UBS Resumes Trading Controversial Credit Suisse Bonds

UBS has confirmed to CNBC that they are offering Additional Tier 1 securities; however, they have declined to go into details of the contracts and have said that they will provide further information upon completion of the offering. The recent erasure of $17 billion of Credit Suisse AT1 bonds as part of the rescue deal negotiated by Swiss authorities in March has caused an uproar among bondholders. UBS on Wednesday initiated the selling of Additional Tier 1 (AT1) bonds after concluding the takeover of Credit Suisse. Two U.S. dollar denominated AT1 bonds, a noncall five-year offering with a yield of 10% and a noncall 10-year offering with a yield of 10.125%, were being marketed by LSEG news service IFR. These noncall bonds are only paid out when they mature. UBS confirmed to CNBC that it is issuing AT1 securities, but didn't give details on the contracts. Details on the offering will be provided once it is completed.
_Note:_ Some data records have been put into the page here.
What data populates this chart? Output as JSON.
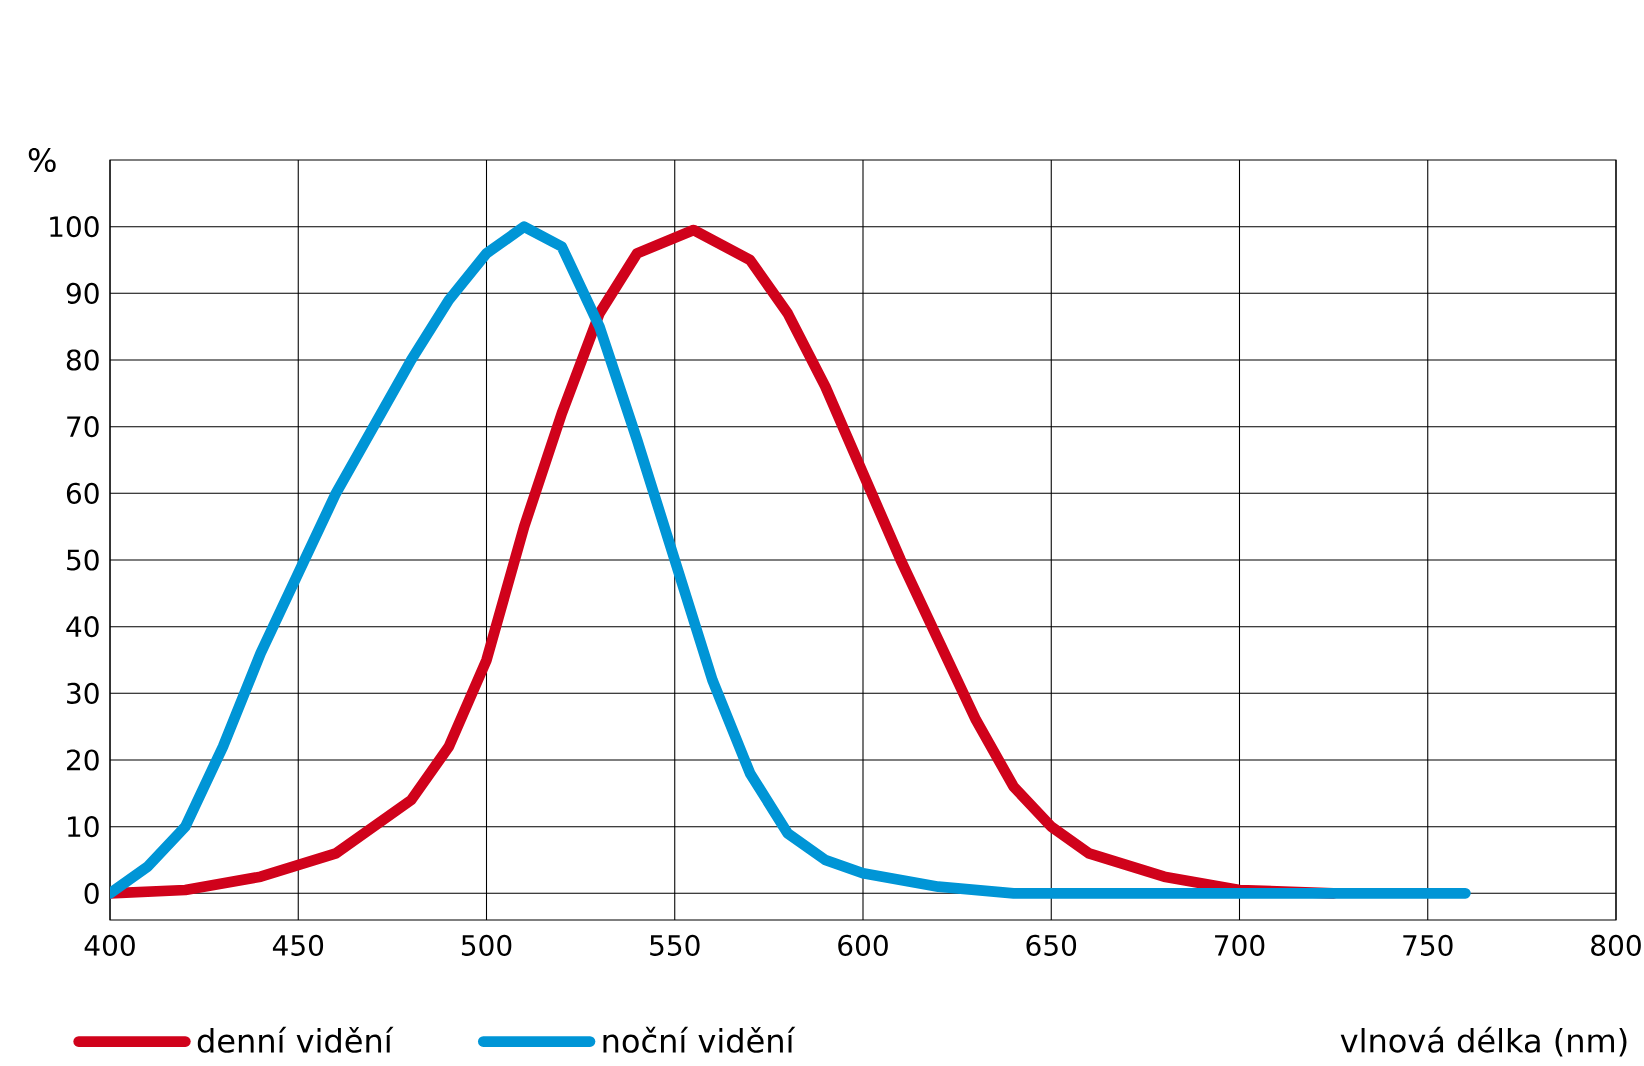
{
  "chart_data": {
    "type": "line",
    "xlabel": "vlnová délka (nm)",
    "ylabel": "%",
    "xlim": [
      400,
      800
    ],
    "xticks": [
      400,
      450,
      500,
      550,
      600,
      650,
      700,
      750,
      800
    ],
    "ylim": [
      -4,
      110
    ],
    "yticks": [
      0,
      10,
      20,
      30,
      40,
      50,
      60,
      70,
      80,
      90,
      100
    ],
    "grid": true,
    "legend": "bottom",
    "marker": "none",
    "line_style": "solid",
    "series": [
      {
        "name": "denní vidění",
        "color": "#d0021b",
        "x": [
          400,
          420,
          440,
          460,
          480,
          490,
          500,
          510,
          520,
          530,
          540,
          555,
          570,
          580,
          590,
          600,
          610,
          620,
          630,
          640,
          650,
          660,
          680,
          700,
          725
        ],
        "values": [
          0,
          0.5,
          2.5,
          6,
          14,
          22,
          35,
          55,
          72,
          87,
          96,
          99.5,
          95,
          87,
          76,
          63,
          50,
          38,
          26,
          16,
          10,
          6,
          2.5,
          0.5,
          0
        ]
      },
      {
        "name": "noční vidění",
        "color": "#0095d6",
        "x": [
          400,
          410,
          420,
          430,
          440,
          450,
          460,
          470,
          480,
          490,
          500,
          510,
          520,
          530,
          540,
          550,
          560,
          570,
          580,
          590,
          600,
          620,
          640,
          660,
          700,
          760
        ],
        "values": [
          0,
          4,
          10,
          22,
          36,
          48,
          60,
          70,
          80,
          89,
          96,
          100,
          97,
          85,
          68,
          50,
          32,
          18,
          9,
          5,
          3,
          1,
          0,
          0,
          0,
          0
        ]
      }
    ]
  }
}
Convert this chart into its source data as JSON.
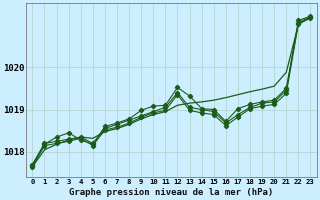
{
  "title": "Graphe pression niveau de la mer (hPa)",
  "bg_color": "#cceeff",
  "grid_color": "#b8d8d8",
  "line_color": "#1a5c1a",
  "x_labels": [
    "0",
    "1",
    "2",
    "3",
    "4",
    "5",
    "6",
    "7",
    "8",
    "9",
    "10",
    "11",
    "12",
    "13",
    "14",
    "15",
    "16",
    "17",
    "18",
    "19",
    "20",
    "21",
    "22",
    "23"
  ],
  "ylim": [
    1017.4,
    1021.5
  ],
  "yticks": [
    1018,
    1019,
    1020
  ],
  "hours": [
    0,
    1,
    2,
    3,
    4,
    5,
    6,
    7,
    8,
    9,
    10,
    11,
    12,
    13,
    14,
    15,
    16,
    17,
    18,
    19,
    20,
    21,
    22,
    23
  ],
  "series1": [
    1017.7,
    1018.2,
    1018.25,
    1018.3,
    1018.35,
    1018.2,
    1018.55,
    1018.65,
    1018.75,
    1018.85,
    1018.95,
    1019.05,
    1019.4,
    1019.05,
    1019.0,
    1018.95,
    1018.68,
    1018.88,
    1019.05,
    1019.15,
    1019.18,
    1019.45,
    1021.1,
    1021.2
  ],
  "series2": [
    1017.7,
    1018.18,
    1018.35,
    1018.45,
    1018.28,
    1018.18,
    1018.6,
    1018.68,
    1018.78,
    1018.98,
    1019.08,
    1019.1,
    1019.52,
    1019.32,
    1019.02,
    1019.0,
    1018.72,
    1019.02,
    1019.12,
    1019.18,
    1019.22,
    1019.5,
    1021.05,
    1021.18
  ],
  "series3": [
    1017.65,
    1018.15,
    1018.2,
    1018.25,
    1018.32,
    1018.15,
    1018.52,
    1018.58,
    1018.68,
    1018.82,
    1018.92,
    1018.98,
    1019.35,
    1018.98,
    1018.92,
    1018.88,
    1018.62,
    1018.82,
    1019.02,
    1019.08,
    1019.12,
    1019.38,
    1021.02,
    1021.15
  ],
  "trend": [
    1017.65,
    1018.05,
    1018.18,
    1018.28,
    1018.35,
    1018.32,
    1018.48,
    1018.55,
    1018.65,
    1018.78,
    1018.88,
    1018.95,
    1019.1,
    1019.15,
    1019.18,
    1019.22,
    1019.28,
    1019.35,
    1019.42,
    1019.48,
    1019.55,
    1019.88,
    1021.0,
    1021.2
  ]
}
The wiping out of Credit Suisse AT1 bonds, worth roughly $17 billion, due to the government-sanctioned rescue stirred up controversy among bondholders and continues to be a legal incident with the Swiss government and regulator being challenged. AT1 bonds are seen as risky junior debt instruments that are generally bought by institutional investors. Such bonds were introduced post-2008 financial crisis in a bid to stop taxpayers from getting involved in risk and to increase the capital held by financial institutions to forestall crises. Fitch rated the new AT1 notes of UBS Group at BBB, four grades lower than the overall viability rating of A. This downgrade takes into account the two-level severity of losses due to the deep subordination of the notes and the increased risk of non-performance. According to the ratings agency, the notes have a permanent write-down mechanism, yet it may be replaced by an equity conversion mechanism upon approval at UBS Group AG's 2024 AGM, to match the standards of other European markets. The conversion feature would mean, if the AGM gives the green light, that if the common equity Tier 1 (CET1) ratio falls below 7%, or FINMA declares a viability event, the notes will be converted into pre-defined volumes of the company's share capital.